According to a report by 9to5mac, Apple has begun testing a prototype version of the iPhone running the A5 chip with "select developers." The units, carrying the usual Apple model numbers for prototypes, are apparently based on the iPhone 4 hardware, with the only exception of the Apple A5 processor -- clearly aimed at enhancing speed and graphics performances on the next-generation device. The report goes on to say these modified iPhones featuring the A5 CPU have been given to "high-level gaming outfits" in order to start writing gaming applications for the iPhone 5 that will, allegedly, be announced in September. As with the first-generation iPad, Apple is forcing these developers to keep the prototypes in a safe in the company's offices at night -- likely under strict surveillance from Apple employees or security staff.
Apple isn’t taking the next iPhone’s A5-power lightly. They already have select developers working on versions of their iPhone applications that take full advantage of the next-generation iPhone’s speedier and much more powerful hardware. These developers, seemingly from high-level gaming outfits, have been given what is essentially an iPhone 4 but with an A5 processor instead of an A4. The device itself is virtually identical to the iPhone 4, and there is no way anyone can tell it’s not an iPhone 4 based on the phone’s exterior.

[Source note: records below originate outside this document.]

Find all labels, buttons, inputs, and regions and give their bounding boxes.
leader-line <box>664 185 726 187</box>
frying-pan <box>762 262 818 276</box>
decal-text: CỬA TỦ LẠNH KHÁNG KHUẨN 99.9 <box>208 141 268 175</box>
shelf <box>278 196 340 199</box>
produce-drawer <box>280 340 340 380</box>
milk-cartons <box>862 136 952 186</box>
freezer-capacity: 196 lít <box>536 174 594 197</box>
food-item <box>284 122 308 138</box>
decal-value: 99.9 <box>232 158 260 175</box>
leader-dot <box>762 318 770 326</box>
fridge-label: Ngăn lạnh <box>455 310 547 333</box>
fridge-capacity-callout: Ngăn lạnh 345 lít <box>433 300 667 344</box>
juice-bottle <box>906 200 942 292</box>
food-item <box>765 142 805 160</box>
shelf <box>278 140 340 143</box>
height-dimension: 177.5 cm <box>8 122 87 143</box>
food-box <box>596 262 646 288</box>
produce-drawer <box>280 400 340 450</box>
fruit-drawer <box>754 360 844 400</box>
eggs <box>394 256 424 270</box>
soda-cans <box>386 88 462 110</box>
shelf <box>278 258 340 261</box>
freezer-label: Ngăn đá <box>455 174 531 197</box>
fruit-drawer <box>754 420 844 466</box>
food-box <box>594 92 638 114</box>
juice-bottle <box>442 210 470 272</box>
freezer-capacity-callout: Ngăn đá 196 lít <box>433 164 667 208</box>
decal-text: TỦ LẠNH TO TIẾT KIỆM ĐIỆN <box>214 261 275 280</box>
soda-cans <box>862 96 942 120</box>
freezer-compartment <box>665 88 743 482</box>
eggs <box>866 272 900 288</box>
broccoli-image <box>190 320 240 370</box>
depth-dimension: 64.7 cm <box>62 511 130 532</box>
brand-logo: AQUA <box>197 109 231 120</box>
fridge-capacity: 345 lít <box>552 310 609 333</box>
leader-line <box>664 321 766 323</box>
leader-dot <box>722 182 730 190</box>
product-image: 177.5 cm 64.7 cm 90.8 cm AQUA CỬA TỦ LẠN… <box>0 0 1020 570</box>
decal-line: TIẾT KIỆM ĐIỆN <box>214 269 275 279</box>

According to the report, these early units are nothing but modified iPhone 4s with an A5 chip inside -- even the OS is the same iOS 4 that's currently shipping to customers, only slightly tweaked to work with the new processor. As far as the design goes, these developers haven't seen anything about the next-generation iPhone that's not already available to the public with the iPhone 4. From a software perspective, it makes sense to start giving prototypes of a device that's going to be very similar to the final version away to developers now: the A5 processor will surely find its way in the iPhone 5, and game developers will have plenty of time to test their improved graphics. And as soon as iOS will be previewed at the WWDC '11 and released in beta form, these same developers will have a chance to test an A5-enabled iPhone running the new OS.
If the iPhone 5 is really going to be a minor refresh of the existing iPhone hardware, being able to test the A5 -- which will likely be the most important addition -- five months ahead of the rumored release date must sound like a great plan to these developers.